Private cloud operating systems

Private clouds are where most corporations will find the most value, and for that they need off-the-shelf operating systems to do the heavy lifting for them. At the moment, cloud computing means purchasing time, space and bandwidth for specially-created apps from a third-party provider that may or may not be trustworthy and may be required to hand over data to some untrustworthy government depending on where the cloud service data centre is hosted. To avoid those uncertainties and hassles, large companies will seek to turn their own data centres into flexible clouds, which means they need a server operating system built for such a thing. If the purpose of such a cloud is to run virtual Windows servers, then it won't much matter whether the underlying OS is Linux-based, so I can imagine that being the first place such a product will come from.

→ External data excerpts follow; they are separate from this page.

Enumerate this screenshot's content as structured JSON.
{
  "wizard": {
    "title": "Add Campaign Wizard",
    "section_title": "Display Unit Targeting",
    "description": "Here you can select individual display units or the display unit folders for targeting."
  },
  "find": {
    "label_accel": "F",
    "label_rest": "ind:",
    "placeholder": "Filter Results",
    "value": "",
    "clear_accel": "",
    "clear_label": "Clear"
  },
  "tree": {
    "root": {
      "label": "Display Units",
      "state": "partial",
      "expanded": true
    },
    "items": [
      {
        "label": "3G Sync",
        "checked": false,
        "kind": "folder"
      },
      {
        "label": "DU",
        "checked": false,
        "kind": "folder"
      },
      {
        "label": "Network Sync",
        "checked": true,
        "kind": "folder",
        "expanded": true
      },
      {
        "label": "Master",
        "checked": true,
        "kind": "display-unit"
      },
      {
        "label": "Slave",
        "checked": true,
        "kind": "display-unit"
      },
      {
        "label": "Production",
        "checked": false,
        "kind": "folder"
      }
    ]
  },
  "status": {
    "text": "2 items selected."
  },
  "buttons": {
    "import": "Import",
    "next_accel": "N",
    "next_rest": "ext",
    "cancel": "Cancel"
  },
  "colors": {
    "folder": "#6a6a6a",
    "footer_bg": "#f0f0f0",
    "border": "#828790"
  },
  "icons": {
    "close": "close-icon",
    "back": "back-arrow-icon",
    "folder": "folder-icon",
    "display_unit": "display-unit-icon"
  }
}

Converting will still be a pain, since you'd have to keep all your existing servers online while you switch, but imagine being able to add a new server to a data centre, install an off-the-shelf operating system and entering a few configuration parameters, then it goes and adds itself to the cloud of local machines, including sharing its storage, offering its CPU for new threads and its RAM for direct addressing. Whenever another machine dies, all the storage is already backed up onto other machines and whatever processes it was running can be resumed on other CPUs in other RAM. That's the power of cloud computing without the dangers.

Mokalus of Borg

PS - Cloud computing is getting a lot of hype.
PPS - But there are also some problems.